Mike Vrabel provides interesting perspective on Patriots’ penalties


FOXBOROUGH — The New England Patriots earned a big-time win over the Buffalo Bills in Week 5, but that has only fueled the team’s hunger to keep this success going. And with that, Mike Vrabel made it clear that there are still a lot of things that they can improve upon, especially since it’s still so early in the year.

One of those is penalties, with the Patriots having had eight accepted penalties for 93 yards in the win, while the Bills tallied 11 for 90 yards.

Vrabel has had to toe the line on the officiating, having said in the past that they are not a strong indicator of wins.
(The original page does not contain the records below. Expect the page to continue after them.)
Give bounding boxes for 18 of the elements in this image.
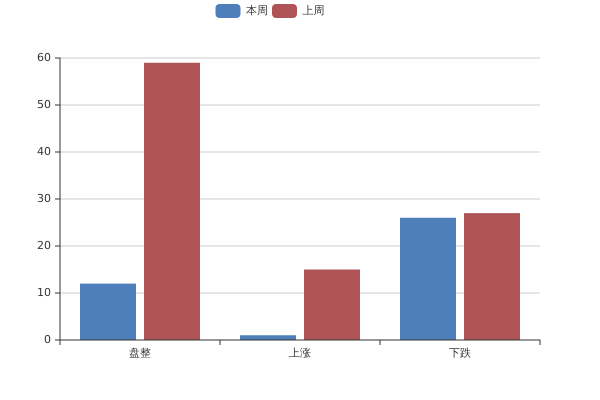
y-tick-label: 10 <box>37 286 51 299</box>
y-tick-label: 20 <box>37 238 51 252</box>
bar <box>400 218 456 340</box>
x-tick-label: 上涨 <box>289 346 311 360</box>
y-tick-label: 40 <box>37 144 51 158</box>
legend-label: 上周 <box>302 4 324 17</box>
y-tick-label: 30 <box>37 192 51 205</box>
y-tick-label: 60 <box>37 50 51 64</box>
bar <box>80 284 136 340</box>
y-tick-label: 0 <box>44 332 51 346</box>
bar <box>144 62 200 340</box>
legend-label: 本周 <box>246 4 268 17</box>
x-tick-label: 盘整 <box>129 346 151 360</box>
bar <box>464 213 520 340</box>
bar <box>240 335 296 340</box>
bar <box>304 270 360 340</box>
x-tick-label: 下跌 <box>449 346 471 360</box>
y-tick-label: 50 <box>37 98 51 111</box>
But at the same time, it’s certainly something that needs to be cleaned up.

“It’s not that we don’t care about penalties,” he told reporters on Wednesday. “We want to make great decisions. I also understand that team fouls are ones that happen before the snap that we have to be better on.

“Hunter [Henry] communicating with the official, thinking that and hoping we got that cleaned up. We don’t want to line up offsides, we don’t want to extend drives. Competition fouls, and we ask them to play full tilt to the tackle, but then there’s a line there. We have to play by two things, the whistle – I just don’t understand how a professional athlete could assume that anybody in this league was down, and we’re going to play to the whistle – and we’re going to play to two feet in the white.”

Vrabel continued, “We have to pass rush and not hit the quarterback in the head, can’t hit him in the knees. If another player has two feet in the white, we can’t hit him or give the appearance that we’re hitting him. [Brenden] Schooler ran over there, stood there, the same guy got tackled by Marcus [Jones], and the official saw that. So again, you just have to understand what they’re looking at. But we have to play aggressive. I think there has to be an aggressiveness to the way that we play. But also, that comes into the decision-making and when to make a great decision.”

And with that, Vrabel addressed a penalty that had many shaking their heads when Joshua Farmer was flagged for unnecessary roughness in the fourth quarter.

“It’s hard for me to sit here and fault Josh [Joshua Farmer] from last week. There’s no whistle, and the running back’s acting like he’s going to flip the ball back at a quarterback,” he said, adding a different perspective than fans might have seen. “I certainly would have liked to not have had a penalty called, but I can see it both ways. Just ask that they blow the whistle. That’s an easy way for us to say that the play’s over and our efforts need to stop. But I don’t know how else to coach it.

“I don’t know how else to coach professional players on defense in this league with the type of athletes that you’re going against. It’s hard to bring them down with one guy. They keep running, they bounce in, next thing you know. So again, we’ll keep coaching it. It’s not that it’s not important – it’s important, but it’s also – there’s something behind it. I tell you, every X play run – we ought to have Taylor [Kyles] track this – every X play run in this league, there’s probably a hold. They don’t call, that they don’t miss. They don’t see or they don’t feel like they should call it. That’s kind of what happens. You want to be aggressive, certainly just not reckless.”